Resting Restlessness: The Human Ontological Necessity of Boredom

Boredom is a manifestation of negativity. Boredom specifically arises as a result of desire. Whereas desire commonly results either in frustration with the inability to achieve ends, or in the satisfaction of achieving them, boredom is the presence of desire which yearns for itself as desire, and as such is a higher form of frustration. In recognition, desire as absolute negativity faces itself as the endless fount of negations which satisfy its self-certainty incessantly. Boredom arises at this level of desire, not at the level of frustration of satisfaction which is immediate to the already existing life of desire. Recognition and boredom are both determinations at the level of infinite desire, and concern the achievement and absence of it. What separates boredom from frustration is that in the former there is a seeking for a negation that has not yet manifested to consciousness as a specific negation, whereas in the latter there is a negation which has already appeared, but which has not been achieved.

Boredom and creativity logically go hand in hand, but are not necessarily experienced hand in hand. When desire experiences its inherent frustration with being separate from its satisfaction, it attempts to move heaven and earth to reach it. It thus achieves satisfaction, but in satisfaction, the negation of the object is achieved, nullifying it as a source of satisfaction in the consumption, and leaving nothing behind. Boredom only comes to be after particular desires are consummated, and is itself a kind of ‘infinite judgment’, an indefinite difference qualified by merely being recognized as not satisfied by any existing particularity before consciousness. In boredom, we don’t know what we want, only that we don’t want what is present to us. Yet there is something specific desired by boredom: we want a specific desire to come forth so that we may enjoy the process of desire anew. We yearn for desire itself, which always exists as a specific desire. Boredom fundamentally occurs under any circumstance where consciousness as desire is ripped or dirempted from its immediate life, where the object of interest appears as the expectation of a beyond from the established. Why? Because the mind is a meta-reflexive entity, which at any point can spontaneously transcend the immediate given, and thus look towards even an empty and indeterminate heaven full of possibilities that, despite being empty, call from within its own nature an negative infinity which is beyond the limitations lived.

Boredom is always already occurring in the domain of creativity. To be bored is to have already transcended the given immediacy of existence, and to have stepped into the ethereal domain of novelty in its immediacy: the abstract negation of all that already is immediately here either in fact or in knowledge. The world and the self close in, they are, and in merely being, they are reduced to nothings by the bored consciousness.
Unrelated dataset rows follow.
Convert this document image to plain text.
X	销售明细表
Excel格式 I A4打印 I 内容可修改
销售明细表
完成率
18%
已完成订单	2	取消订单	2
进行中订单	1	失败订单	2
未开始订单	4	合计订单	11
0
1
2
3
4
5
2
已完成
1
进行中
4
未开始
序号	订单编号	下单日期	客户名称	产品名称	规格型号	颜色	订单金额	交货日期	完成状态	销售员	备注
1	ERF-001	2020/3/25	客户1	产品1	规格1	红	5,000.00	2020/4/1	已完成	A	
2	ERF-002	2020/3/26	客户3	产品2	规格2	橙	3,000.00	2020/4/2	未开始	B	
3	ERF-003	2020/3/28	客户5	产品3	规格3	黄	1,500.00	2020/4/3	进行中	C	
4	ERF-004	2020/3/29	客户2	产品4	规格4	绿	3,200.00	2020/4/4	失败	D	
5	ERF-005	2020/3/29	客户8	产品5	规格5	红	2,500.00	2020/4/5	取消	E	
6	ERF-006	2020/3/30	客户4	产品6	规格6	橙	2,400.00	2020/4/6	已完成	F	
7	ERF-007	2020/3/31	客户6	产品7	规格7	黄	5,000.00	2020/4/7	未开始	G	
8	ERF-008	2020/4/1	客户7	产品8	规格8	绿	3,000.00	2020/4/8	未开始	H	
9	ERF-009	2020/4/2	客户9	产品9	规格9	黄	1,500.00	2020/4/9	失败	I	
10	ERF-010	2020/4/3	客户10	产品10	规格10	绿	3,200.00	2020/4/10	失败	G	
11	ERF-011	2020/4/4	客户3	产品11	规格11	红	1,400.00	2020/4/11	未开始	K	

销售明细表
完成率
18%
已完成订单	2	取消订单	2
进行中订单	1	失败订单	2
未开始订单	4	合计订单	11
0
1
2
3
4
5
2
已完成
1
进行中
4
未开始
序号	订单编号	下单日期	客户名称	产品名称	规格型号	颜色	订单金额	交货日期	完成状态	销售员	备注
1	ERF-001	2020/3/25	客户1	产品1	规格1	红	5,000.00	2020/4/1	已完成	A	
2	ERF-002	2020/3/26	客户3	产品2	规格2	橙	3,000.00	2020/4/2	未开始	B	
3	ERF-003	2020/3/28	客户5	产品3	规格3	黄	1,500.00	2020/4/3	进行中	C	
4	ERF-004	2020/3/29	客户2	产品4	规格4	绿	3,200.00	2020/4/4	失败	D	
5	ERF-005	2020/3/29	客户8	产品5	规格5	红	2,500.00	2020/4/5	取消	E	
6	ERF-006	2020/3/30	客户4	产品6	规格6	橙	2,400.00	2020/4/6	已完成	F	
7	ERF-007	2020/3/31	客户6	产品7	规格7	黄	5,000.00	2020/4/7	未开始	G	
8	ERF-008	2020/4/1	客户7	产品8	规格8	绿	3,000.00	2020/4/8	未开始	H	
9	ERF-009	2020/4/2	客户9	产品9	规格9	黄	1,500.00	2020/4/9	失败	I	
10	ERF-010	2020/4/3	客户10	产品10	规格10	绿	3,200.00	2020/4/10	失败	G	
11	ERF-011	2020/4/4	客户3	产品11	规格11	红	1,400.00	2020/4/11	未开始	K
Consciousness is itself the active nothinging, this abstraction itself, which has come to be in the desire to determine itself in a way not reducible to all priors. True boredom is an infinite boredom, not as a quantity, but as a quality. There is the boredom of quantity and repetition, which simply desires an empty newness of this or that unit. This is the desire of the car collector who desires every car, or the philosophy book collector who simply enjoys adding another book so long as it is philosophical. Infinite boredom is the boredom of a kind, where what is yearned for is a completely new domain of being. This is the boredom of the wayward artist who tires of painting, of music, of writing, of dancing, and who strains themselves to do what has never been done, or the philosopher who strains to think what has never been thought. The fact that creativity happens at all, requires the moment of boredom even if it is an instant becoming, which consciousness passes over in silence, never noticing, and never agonizing over. To do something new, to persist in working on it with joy, is itself the reality that what used to be has become itself boring.
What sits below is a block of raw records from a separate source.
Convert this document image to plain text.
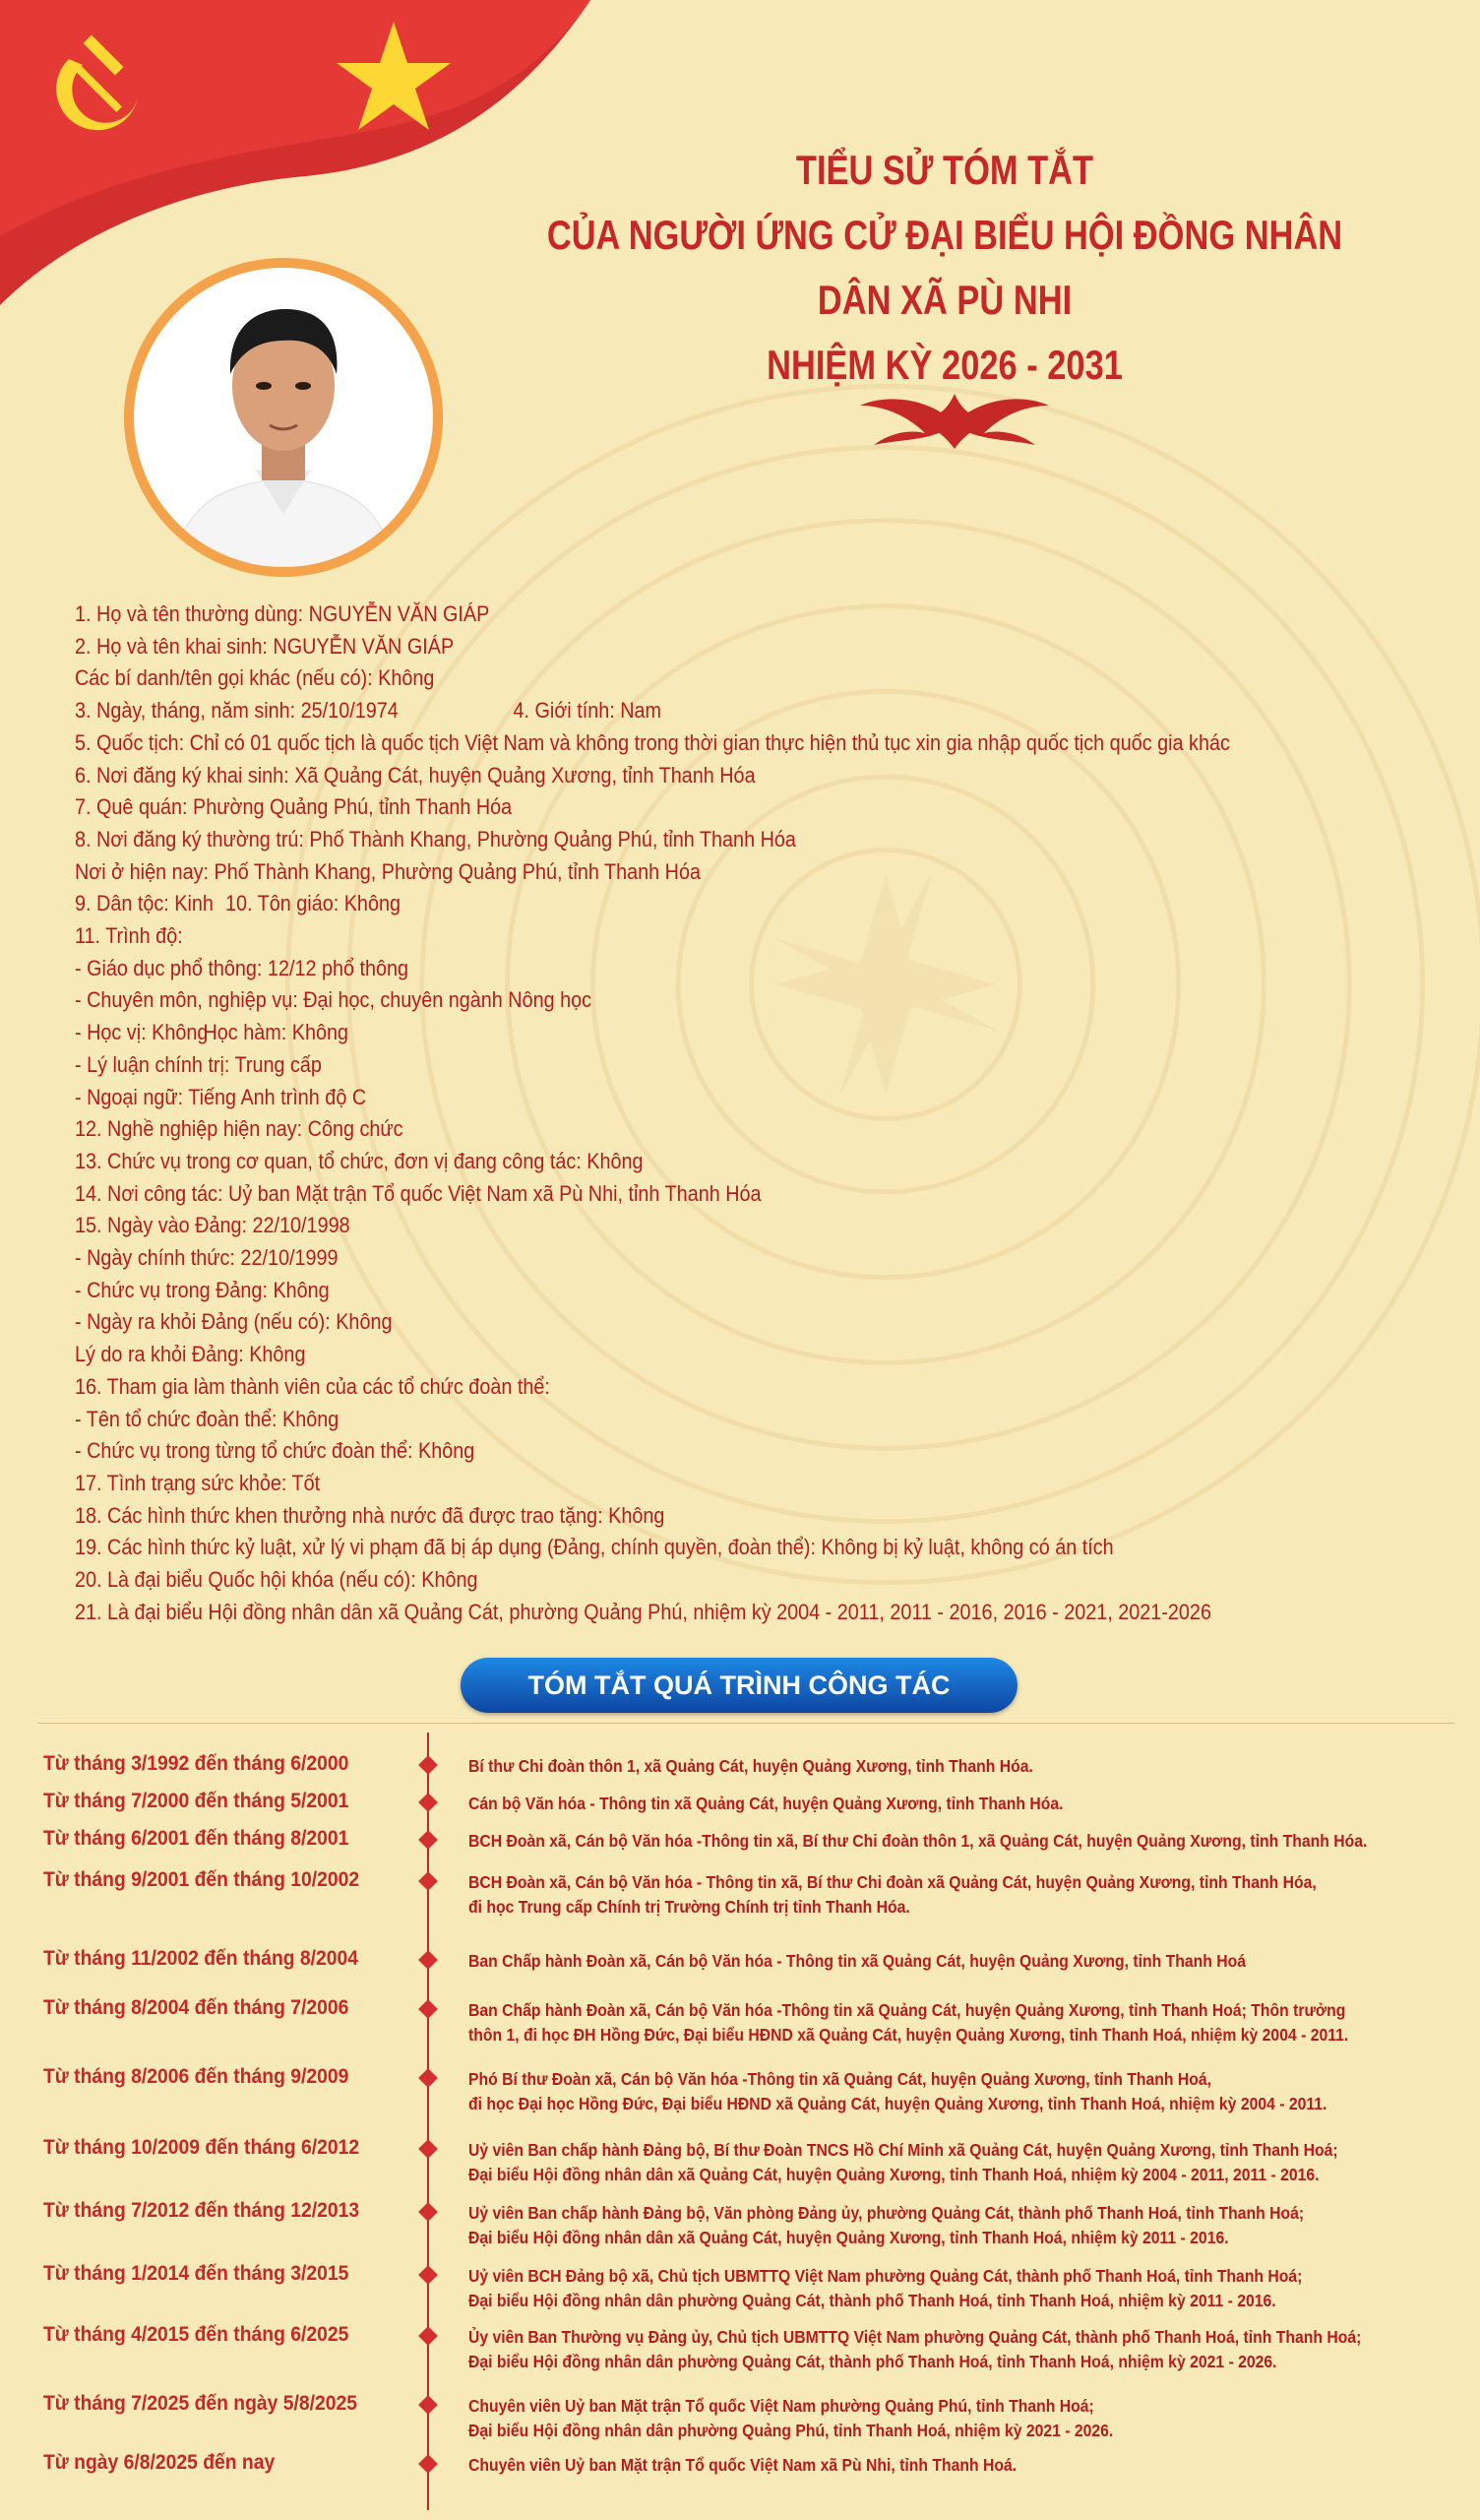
TIỂU SỬ TÓM TẮT
CỦA NGƯỜI ỨNG CỬ ĐẠI BIỂU HỘI ĐỒNG NHÂN DÂN XÃ PÙ NHI
NHIỆM KỲ 2026 - 2031
1. Họ và tên thường dùng: NGUYỄN VĂN GIÁP
2. Họ và tên khai sinh: NGUYỄN VĂN GIÁP
Các bí danh/tên gọi khác (nếu có): Không
3. Ngày, tháng, năm sinh: 25/10/1974	4. Giới tính: Nam
5. Quốc tịch: Chỉ có 01 quốc tịch là quốc tịch Việt Nam và không trong thời gian thực hiện thủ tục xin gia nhập quốc tịch quốc gia khác
6. Nơi đăng ký khai sinh: Xã Quảng Cát, huyện Quảng Xương, tỉnh Thanh Hóa
7. Quê quán: Phường Quảng Phú, tỉnh Thanh Hóa
8. Nơi đăng ký thường trú: Phố Thành Khang, Phường Quảng Phú, tỉnh Thanh Hóa
Nơi ở hiện nay: Phố Thành Khang, Phường Quảng Phú, tỉnh Thanh Hóa
9. Dân tộc: Kinh 10. Tôn giáo: Không
11. Trình độ:
- Giáo dục phổ thông: 12/12 phổ thông
- Chuyên môn, nghiệp vụ: Đại học, chuyên ngành Nông học
- Học vị: KhôngHọc hàm: Không
- Lý luận chính trị: Trung cấp
- Ngoại ngữ: Tiếng Anh trình độ C
12. Nghề nghiệp hiện nay: Công chức
13. Chức vụ trong cơ quan, tổ chức, đơn vị đang công tác: Không
14. Nơi công tác: Uỷ ban Mặt trận Tổ quốc Việt Nam xã Pù Nhi, tỉnh Thanh Hóa
15. Ngày vào Đảng: 22/10/1998
- Ngày chính thức: 22/10/1999
- Chức vụ trong Đảng: Không
- Ngày ra khỏi Đảng (nếu có): Không
Lý do ra khỏi Đảng: Không
16. Tham gia làm thành viên của các tổ chức đoàn thể:
- Tên tổ chức đoàn thể: Không
- Chức vụ trong từng tổ chức đoàn thể: Không
17. Tình trạng sức khỏe: Tốt
18. Các hình thức khen thưởng nhà nước đã được trao tặng: Không
19. Các hình thức kỷ luật, xử lý vi phạm đã bị áp dụng (Đảng, chính quyền, đoàn thể): Không bị kỷ luật, không có án tích
20. Là đại biểu Quốc hội khóa (nếu có): Không
21. Là đại biểu Hội đồng nhân dân xã Quảng Cát, phường Quảng Phú, nhiệm kỳ 2004 - 2011, 2011 - 2016, 2016 - 2021, 2021-2026
TÓM TẮT QUÁ TRÌNH CÔNG TÁC
Từ tháng 3/1992 đến tháng 6/2000	Bí thư Chi đoàn thôn 1, xã Quảng Cát, huyện Quảng Xương, tỉnh Thanh Hóa.
Từ tháng 7/2000 đến tháng 5/2001	Cán bộ Văn hóa - Thông tin xã Quảng Cát, huyện Quảng Xương, tỉnh Thanh Hóa.
Từ tháng 6/2001 đến tháng 8/2001	BCH Đoàn xã, Cán bộ Văn hóa -Thông tin xã, Bí thư Chi đoàn thôn 1, xã Quảng Cát, huyện Quảng Xương, tỉnh Thanh Hóa.
Từ tháng 9/2001 đến tháng 10/2002	BCH Đoàn xã, Cán bộ Văn hóa - Thông tin xã, Bí thư Chi đoàn xã Quảng Cát, huyện Quảng Xương, tỉnh Thanh Hóa,
đi học Trung cấp Chính trị Trường Chính trị tỉnh Thanh Hóa.
Từ tháng 11/2002 đến tháng 8/2004	Ban Chấp hành Đoàn xã, Cán bộ Văn hóa - Thông tin xã Quảng Cát, huyện Quảng Xương, tỉnh Thanh Hoá
Từ tháng 8/2004 đến tháng 7/2006	Ban Chấp hành Đoàn xã, Cán bộ Văn hóa -Thông tin xã Quảng Cát, huyện Quảng Xương, tỉnh Thanh Hoá; Thôn trưởng
thôn 1, đi học ĐH Hồng Đức, Đại biểu HĐND xã Quảng Cát, huyện Quảng Xương, tỉnh Thanh Hoá, nhiệm kỳ 2004 - 2011.
Từ tháng 8/2006 đến tháng 9/2009	Phó Bí thư Đoàn xã, Cán bộ Văn hóa -Thông tin xã Quảng Cát, huyện Quảng Xương, tỉnh Thanh Hoá,
đi học Đại học Hồng Đức, Đại biểu HĐND xã Quảng Cát, huyện Quảng Xương, tỉnh Thanh Hoá, nhiệm kỳ 2004 - 2011.
Từ tháng 10/2009 đến tháng 6/2012	Uỷ viên Ban chấp hành Đảng bộ, Bí thư Đoàn TNCS Hồ Chí Minh xã Quảng Cát, huyện Quảng Xương, tỉnh Thanh Hoá;
Đại biểu Hội đồng nhân dân xã Quảng Cát, huyện Quảng Xương, tỉnh Thanh Hoá, nhiệm kỳ 2004 - 2011, 2011 - 2016.
Từ tháng 7/2012 đến tháng 12/2013	Uỷ viên Ban chấp hành Đảng bộ, Văn phòng Đảng ủy, phường Quảng Cát, thành phố Thanh Hoá, tỉnh Thanh Hoá;
Đại biểu Hội đồng nhân dân xã Quảng Cát, huyện Quảng Xương, tỉnh Thanh Hoá, nhiệm kỳ 2011 - 2016.
Từ tháng 1/2014 đến tháng 3/2015	Uỷ viên BCH Đảng bộ xã, Chủ tịch UBMTTQ Việt Nam phường Quảng Cát, thành phố Thanh Hoá, tỉnh Thanh Hoá;
Đại biểu Hội đồng nhân dân phường Quảng Cát, thành phố Thanh Hoá, tỉnh Thanh Hoá, nhiệm kỳ 2011 - 2016.
Từ tháng 4/2015 đến tháng 6/2025	Ủy viên Ban Thường vụ Đảng ủy, Chủ tịch UBMTTQ Việt Nam phường Quảng Cát, thành phố Thanh Hoá, tỉnh Thanh Hoá;
Đại biểu Hội đồng nhân dân phường Quảng Cát, thành phố Thanh Hoá, tỉnh Thanh Hoá, nhiệm kỳ 2021 - 2026.
Từ tháng 7/2025 đến ngày 5/8/2025	Chuyên viên Uỷ ban Mặt trận Tổ quốc Việt Nam phường Quảng Phú, tỉnh Thanh Hoá;
Đại biểu Hội đồng nhân dân phường Quảng Phú, tỉnh Thanh Hoá, nhiệm kỳ 2021 - 2026.
Từ ngày 6/8/2025 đến nay	Chuyên viên Uỷ ban Mặt trận Tổ quốc Việt Nam xã Pù Nhi, tỉnh Thanh Hoá.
What boredom is is consciousness’s intuitive negativity in its established stasis. Once settled, it is in the nature of consciousness to relate to its everyday established routine with a familiarity of indifference where the life of consciousness becomes a near independent object of its own, an unconscious machine via habit. In our habit, our mind no longer preoccupies itself with its own nature, that of thinking, but sinks into familiarity and routine, to mere being. The mind, however, thinks by nature, and to think is to observe, to make, and to draw out differences and unities. In boredom, however, all things have been reduced to an immediacy with no meaningful difference to the mind. What is meaningful to the mind is to think, and there is nothing to think in the immediate as such. The mind thus turns away from what already is, and blindly gropes and waits for something new to appear, something which will call forth the need to think precisely because its complex difference is not given at the outset, and thus will call forth the life of the mind.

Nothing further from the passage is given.